That's a great idea - nice one ;-)

I've made some headway since my earlier post, by starting with Bonjour using NSNetService and NSNetServiceBrowser. I'm starting to form some slightly more intelligent (I hope) questions.

Port Number. Given my scenario wouldn't I need to use a fixed port number? If so, how do I choose one? Can I pick one more or less at random and hope for the best, or is there a way to get an unused one - but if I do that, how would all the other little micro-servers know to pick the same one?

Unique name. Since I don't think my service will ever be visible this isn't likely to be a big issue, but can I be sure that the host name is unique for example? I could always use a UUID I guess.
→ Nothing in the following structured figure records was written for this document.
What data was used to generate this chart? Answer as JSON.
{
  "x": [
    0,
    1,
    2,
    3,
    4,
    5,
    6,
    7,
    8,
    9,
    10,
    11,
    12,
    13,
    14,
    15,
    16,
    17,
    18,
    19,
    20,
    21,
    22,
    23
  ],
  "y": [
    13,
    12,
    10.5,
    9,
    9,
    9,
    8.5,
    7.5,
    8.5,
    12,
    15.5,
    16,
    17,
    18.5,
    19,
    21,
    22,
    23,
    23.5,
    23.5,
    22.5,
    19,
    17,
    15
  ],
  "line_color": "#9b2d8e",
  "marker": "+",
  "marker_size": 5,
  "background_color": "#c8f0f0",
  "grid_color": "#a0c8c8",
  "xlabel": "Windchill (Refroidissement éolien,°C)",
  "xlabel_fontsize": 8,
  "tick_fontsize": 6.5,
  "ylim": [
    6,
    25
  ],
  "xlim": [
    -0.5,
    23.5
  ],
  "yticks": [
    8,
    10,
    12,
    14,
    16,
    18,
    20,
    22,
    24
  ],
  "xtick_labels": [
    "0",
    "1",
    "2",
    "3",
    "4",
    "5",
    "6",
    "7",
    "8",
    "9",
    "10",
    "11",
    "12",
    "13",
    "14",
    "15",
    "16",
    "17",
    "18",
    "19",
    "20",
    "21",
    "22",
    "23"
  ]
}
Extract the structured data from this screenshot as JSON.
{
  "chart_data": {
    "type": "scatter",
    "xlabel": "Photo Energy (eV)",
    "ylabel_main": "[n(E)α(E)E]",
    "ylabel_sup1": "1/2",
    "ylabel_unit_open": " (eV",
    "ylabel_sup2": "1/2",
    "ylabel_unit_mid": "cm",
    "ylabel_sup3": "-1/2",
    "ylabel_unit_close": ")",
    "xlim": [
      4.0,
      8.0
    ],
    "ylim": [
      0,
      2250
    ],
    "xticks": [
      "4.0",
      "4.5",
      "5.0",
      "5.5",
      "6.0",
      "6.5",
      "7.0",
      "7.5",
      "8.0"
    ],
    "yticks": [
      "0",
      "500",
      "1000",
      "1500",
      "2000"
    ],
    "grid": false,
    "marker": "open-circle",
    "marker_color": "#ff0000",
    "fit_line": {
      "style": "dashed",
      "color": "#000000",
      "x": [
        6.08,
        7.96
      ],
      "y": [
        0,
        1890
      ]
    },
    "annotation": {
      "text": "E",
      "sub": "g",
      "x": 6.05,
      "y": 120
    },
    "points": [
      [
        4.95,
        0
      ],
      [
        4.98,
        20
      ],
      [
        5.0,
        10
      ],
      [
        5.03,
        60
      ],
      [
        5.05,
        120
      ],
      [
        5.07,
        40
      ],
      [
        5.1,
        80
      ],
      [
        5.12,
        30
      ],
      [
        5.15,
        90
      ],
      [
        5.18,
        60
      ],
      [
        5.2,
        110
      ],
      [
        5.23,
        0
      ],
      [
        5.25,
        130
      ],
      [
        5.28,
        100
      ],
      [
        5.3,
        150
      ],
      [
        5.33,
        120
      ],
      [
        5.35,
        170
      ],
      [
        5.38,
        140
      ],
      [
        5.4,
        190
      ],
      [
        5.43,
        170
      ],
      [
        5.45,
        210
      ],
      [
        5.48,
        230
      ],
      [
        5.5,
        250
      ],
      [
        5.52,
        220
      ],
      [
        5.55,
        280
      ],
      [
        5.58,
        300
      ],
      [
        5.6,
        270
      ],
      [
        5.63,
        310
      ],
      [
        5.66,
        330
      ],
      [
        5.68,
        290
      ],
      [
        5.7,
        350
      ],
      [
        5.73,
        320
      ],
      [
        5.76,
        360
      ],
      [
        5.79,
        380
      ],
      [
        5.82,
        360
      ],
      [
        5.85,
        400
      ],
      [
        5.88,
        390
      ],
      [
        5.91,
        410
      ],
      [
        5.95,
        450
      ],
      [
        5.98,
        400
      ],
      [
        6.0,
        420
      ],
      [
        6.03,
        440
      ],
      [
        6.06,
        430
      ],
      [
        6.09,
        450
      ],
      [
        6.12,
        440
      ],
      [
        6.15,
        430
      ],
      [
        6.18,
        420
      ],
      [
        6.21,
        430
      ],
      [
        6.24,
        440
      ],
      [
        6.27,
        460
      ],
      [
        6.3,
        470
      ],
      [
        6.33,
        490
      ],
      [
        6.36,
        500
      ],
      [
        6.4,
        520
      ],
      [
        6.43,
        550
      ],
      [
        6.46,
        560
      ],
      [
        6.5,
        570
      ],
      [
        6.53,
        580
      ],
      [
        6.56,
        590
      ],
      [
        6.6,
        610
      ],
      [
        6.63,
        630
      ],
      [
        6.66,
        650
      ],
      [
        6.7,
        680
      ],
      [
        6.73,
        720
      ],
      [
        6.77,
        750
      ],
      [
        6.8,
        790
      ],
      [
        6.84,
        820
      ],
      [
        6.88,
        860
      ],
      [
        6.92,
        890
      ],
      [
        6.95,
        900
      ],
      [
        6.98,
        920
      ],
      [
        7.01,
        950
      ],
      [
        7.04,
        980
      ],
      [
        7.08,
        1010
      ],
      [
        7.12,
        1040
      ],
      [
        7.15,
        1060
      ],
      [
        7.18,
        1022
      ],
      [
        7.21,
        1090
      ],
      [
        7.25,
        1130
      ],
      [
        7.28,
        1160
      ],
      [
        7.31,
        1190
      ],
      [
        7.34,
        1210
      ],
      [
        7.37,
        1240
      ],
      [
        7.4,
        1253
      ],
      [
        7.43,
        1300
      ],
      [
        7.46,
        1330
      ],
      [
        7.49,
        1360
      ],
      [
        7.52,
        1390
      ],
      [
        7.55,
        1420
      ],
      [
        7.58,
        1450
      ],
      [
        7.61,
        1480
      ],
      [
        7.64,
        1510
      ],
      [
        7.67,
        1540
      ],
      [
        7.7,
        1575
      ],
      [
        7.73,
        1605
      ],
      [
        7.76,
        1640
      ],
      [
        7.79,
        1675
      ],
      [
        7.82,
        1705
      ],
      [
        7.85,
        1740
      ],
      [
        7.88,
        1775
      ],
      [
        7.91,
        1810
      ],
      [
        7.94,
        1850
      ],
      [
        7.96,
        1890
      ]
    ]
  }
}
By unpublish I take it you mean calling -stop on the published NSNetService? Or is there more to it?

--Graham




On 20/08/2009, at 10:08 PM, Kirk Kerekes wrote:

I need to implement a system where I can verify the number of running
copies of my app on a local network against a site license. I thought
DO might be a good way to implement this.

Consider using just Bonjour for this -- with careful implementation of the name and type service strings, you can probably get what you want with no DO at all.

The essence will be embedding a license code into the "type" field, then counting the number of eligible services based on that "type". The "name" field should be unique on the local subnet.

You can skip the resolution phase.

You would probably end up using Bonjour with DO anyway -- this just eliminates the DO part.

Don't forget to un-publish your app when it quits.